Он развязал узел на левой руке, медленно снял заляпанную ткань и поднёс огромную ручищу к моему лицу. Кожа на ладонях отслаивалась, между пальцами пролегли глубокие мокнущие трещины. Он перевернул руку. Суставы всех пальцев покрывали незаживающие язвы.

— Вот что делает соль, отче — высушивает кожу так, что она трескается и не заживает. Ты чувствовал когда-нибудь, как соль щиплет открытую рану, отче? Когда узнаешь, поймёшь, что значит тяжело.

Но мне случалось это узнать. Я очень хорошо помнил, как щиплет соль. Раны на спине снова горели, я опять ощущал, как грубые частички соли втираются в ободранную плоть, жжение становилось невыносимым, я чувствовал, что теряю сознание, но боль не отпускала, не давала забыться. Я смотрел на руку Алана и думал, каково это — день за днём ощущать такую боль, день за днём работать этими пальцами, превозмогая жжение. Алан с неуклюжей поспешностью опять перевязал свою руку, как будто устыдится того, что показал мне свои раны.

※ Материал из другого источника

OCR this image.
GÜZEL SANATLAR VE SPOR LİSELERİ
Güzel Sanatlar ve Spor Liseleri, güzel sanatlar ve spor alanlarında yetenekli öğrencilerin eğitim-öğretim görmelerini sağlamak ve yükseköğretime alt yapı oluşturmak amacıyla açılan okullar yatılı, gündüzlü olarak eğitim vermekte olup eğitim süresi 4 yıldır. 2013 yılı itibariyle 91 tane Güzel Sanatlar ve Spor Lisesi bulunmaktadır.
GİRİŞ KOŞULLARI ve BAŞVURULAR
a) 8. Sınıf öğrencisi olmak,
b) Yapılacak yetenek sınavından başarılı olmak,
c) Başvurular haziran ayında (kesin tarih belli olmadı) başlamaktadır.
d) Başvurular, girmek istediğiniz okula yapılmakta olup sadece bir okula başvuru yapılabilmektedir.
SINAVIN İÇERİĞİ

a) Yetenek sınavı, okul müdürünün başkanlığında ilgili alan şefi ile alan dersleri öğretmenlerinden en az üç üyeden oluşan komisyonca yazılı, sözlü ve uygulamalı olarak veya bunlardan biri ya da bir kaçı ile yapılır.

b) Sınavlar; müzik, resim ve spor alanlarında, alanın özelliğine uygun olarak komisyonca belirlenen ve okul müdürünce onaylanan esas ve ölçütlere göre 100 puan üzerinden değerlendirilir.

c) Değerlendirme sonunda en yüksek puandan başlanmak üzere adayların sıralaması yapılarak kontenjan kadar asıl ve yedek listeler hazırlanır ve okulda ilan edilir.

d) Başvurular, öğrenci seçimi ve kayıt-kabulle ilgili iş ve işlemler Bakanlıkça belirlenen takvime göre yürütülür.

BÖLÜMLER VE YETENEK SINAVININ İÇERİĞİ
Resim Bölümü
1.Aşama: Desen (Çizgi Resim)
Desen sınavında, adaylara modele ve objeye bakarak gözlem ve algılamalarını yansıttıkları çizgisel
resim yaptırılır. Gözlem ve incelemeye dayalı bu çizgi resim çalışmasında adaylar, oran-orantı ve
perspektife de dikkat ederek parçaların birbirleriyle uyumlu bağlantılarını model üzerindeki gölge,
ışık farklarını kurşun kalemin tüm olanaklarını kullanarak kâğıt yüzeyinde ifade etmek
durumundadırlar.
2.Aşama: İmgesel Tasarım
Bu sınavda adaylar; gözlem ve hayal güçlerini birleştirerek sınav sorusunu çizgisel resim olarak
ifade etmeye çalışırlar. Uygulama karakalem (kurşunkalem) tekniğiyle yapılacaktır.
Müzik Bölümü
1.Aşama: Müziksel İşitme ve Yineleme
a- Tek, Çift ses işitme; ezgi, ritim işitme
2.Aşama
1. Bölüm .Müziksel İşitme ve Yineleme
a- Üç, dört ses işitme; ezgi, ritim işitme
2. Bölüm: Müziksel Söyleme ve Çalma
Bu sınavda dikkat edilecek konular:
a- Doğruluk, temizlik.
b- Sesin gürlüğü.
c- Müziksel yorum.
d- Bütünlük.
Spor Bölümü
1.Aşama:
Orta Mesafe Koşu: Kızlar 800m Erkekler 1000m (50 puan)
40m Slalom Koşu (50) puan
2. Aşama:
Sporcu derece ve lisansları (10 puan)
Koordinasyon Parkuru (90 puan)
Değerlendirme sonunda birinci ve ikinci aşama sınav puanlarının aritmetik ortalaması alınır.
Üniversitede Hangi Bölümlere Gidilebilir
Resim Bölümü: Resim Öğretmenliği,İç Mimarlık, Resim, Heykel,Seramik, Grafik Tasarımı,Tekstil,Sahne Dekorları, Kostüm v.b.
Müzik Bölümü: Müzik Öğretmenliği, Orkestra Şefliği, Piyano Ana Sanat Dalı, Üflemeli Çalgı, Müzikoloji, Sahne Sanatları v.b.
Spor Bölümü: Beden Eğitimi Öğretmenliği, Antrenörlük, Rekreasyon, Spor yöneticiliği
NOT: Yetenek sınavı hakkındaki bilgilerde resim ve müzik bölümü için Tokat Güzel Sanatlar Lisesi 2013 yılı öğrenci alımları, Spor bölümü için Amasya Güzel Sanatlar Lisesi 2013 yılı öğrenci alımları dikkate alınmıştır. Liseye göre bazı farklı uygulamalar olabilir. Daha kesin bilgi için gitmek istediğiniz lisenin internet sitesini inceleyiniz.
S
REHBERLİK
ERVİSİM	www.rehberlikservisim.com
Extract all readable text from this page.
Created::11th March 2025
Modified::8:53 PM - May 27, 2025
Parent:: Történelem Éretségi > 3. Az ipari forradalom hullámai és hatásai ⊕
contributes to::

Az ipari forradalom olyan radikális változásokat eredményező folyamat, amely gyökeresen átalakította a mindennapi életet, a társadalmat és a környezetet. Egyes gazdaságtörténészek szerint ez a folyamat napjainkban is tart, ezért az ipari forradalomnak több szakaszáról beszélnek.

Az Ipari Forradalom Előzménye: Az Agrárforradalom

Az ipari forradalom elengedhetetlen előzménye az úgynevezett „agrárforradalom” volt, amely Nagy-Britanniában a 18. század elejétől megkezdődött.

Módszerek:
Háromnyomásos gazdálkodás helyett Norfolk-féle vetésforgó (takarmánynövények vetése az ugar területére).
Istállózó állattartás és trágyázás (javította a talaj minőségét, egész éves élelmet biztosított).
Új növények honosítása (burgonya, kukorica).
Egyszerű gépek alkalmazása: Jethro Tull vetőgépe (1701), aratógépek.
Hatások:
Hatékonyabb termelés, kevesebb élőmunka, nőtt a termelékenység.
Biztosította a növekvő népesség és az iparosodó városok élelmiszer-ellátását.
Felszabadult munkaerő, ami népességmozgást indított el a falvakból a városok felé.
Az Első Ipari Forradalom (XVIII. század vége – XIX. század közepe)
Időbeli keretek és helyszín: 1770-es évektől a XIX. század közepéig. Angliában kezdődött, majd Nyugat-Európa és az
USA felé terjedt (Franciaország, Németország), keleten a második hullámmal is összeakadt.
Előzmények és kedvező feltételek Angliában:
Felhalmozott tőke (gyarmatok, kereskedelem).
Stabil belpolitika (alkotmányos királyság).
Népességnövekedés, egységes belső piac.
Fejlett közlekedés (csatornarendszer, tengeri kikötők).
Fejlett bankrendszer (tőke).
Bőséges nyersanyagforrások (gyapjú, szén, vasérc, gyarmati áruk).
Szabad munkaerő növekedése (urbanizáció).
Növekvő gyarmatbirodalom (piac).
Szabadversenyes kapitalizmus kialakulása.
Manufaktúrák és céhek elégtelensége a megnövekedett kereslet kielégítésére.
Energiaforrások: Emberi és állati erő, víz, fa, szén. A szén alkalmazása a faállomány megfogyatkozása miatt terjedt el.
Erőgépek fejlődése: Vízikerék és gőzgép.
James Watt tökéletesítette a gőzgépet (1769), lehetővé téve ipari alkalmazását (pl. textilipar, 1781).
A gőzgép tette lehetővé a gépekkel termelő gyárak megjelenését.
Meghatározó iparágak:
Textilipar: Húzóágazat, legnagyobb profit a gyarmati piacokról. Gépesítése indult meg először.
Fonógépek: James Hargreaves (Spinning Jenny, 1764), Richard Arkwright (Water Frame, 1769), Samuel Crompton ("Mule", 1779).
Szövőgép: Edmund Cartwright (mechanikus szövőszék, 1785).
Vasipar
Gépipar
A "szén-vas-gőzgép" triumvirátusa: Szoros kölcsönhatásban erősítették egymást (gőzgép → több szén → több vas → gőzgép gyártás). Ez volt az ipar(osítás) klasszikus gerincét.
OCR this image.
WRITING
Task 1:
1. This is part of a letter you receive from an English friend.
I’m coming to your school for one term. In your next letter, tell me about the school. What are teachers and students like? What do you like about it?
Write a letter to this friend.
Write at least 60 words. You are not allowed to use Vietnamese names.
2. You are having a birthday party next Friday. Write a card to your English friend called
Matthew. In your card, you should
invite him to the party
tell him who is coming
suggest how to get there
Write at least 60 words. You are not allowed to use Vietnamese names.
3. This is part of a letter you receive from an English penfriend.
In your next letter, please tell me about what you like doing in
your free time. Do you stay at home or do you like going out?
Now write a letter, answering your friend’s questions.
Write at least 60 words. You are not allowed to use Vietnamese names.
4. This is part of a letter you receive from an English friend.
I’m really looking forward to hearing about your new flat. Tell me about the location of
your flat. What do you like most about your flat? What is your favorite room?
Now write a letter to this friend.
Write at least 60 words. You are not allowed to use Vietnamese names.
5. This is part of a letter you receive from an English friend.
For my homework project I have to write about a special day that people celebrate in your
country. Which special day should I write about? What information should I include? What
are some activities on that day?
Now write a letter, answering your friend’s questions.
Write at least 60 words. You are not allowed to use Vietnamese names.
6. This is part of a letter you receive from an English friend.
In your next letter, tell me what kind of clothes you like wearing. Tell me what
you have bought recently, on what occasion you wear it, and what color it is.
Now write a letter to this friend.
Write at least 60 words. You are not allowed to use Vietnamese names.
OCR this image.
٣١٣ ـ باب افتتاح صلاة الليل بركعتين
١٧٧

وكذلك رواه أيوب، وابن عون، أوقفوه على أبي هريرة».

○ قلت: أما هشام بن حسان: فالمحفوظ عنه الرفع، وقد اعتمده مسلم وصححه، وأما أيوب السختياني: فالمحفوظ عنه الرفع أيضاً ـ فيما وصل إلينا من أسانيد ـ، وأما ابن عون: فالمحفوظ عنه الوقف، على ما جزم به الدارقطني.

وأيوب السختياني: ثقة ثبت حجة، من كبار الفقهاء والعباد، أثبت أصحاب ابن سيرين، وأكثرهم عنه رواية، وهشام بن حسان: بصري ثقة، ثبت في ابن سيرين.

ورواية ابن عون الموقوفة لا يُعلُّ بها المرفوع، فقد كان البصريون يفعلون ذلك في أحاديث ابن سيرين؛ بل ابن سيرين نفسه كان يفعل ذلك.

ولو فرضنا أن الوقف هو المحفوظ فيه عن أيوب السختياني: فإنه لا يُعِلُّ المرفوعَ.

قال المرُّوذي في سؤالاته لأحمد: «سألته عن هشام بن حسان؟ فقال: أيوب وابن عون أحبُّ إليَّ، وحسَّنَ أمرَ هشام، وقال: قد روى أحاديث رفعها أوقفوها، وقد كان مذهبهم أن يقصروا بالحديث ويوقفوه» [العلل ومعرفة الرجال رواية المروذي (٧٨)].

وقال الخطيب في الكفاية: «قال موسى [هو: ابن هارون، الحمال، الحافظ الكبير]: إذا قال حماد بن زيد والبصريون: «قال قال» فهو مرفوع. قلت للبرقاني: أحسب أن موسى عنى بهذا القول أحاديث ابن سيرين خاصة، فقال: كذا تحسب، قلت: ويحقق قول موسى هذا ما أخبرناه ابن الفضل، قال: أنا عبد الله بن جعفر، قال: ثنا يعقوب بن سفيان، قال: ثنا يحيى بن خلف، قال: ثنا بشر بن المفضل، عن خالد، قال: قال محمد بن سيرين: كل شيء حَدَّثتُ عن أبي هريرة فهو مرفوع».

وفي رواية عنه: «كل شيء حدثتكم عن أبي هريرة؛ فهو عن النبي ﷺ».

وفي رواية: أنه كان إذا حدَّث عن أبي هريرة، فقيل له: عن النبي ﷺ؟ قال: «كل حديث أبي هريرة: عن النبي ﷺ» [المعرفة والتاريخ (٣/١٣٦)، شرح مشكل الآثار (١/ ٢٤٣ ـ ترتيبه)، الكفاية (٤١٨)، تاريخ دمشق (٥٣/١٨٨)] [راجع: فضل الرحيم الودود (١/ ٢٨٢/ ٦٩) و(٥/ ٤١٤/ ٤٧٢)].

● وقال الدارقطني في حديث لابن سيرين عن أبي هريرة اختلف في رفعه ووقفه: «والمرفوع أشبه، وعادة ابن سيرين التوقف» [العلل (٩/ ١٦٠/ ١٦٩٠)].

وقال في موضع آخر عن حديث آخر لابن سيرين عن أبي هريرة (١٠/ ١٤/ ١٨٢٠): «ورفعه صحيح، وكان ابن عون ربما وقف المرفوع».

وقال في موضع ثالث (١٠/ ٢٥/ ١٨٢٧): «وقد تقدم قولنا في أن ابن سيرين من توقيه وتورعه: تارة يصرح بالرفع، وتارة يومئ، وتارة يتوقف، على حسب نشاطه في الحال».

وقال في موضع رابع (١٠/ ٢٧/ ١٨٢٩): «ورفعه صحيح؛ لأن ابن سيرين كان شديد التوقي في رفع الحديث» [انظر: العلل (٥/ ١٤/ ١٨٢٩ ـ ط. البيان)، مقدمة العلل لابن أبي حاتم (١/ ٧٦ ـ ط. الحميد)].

Я окунул перо в чернильницу.

— Я запишу, что ты полностью расквитался с десятиной, Алан. В Норвич я отсылаю только четверть, той соли, что ты принёс, хватит для уплаты. А потом... потом ты принесёшь для прихода, что сможешь, когда дела пойдут лучше.

Его это покоробило, должно быть, он почувствовал себя просящим и униженным. Он ушёл, не взглянув на меня.

Алан оказался далеко не последним, кому мне в тот день пришлось говорить такое. Я знал, что должны принести из каждого дома. Всё тщательно записывалось в приходную книгу — чем владел хозяин подворья, где работал и какие у него запасы. Каждый огород, участок земли, полоска в поле, скот и мастерские в Улевике учтены и оценены. Церковь подсчитала, сколько можно вырвать у каждой семьи, но расчёты основывались на тучных годах. Не делалось скидок на случай, если урожай окажется плохим или скот погибнет. Отдавать десятину от всего, что произведено и заработано, достаточно трудно и в хороший год. В тяжёлый — отдать десятую часть от почти ничего означало голодную смерть.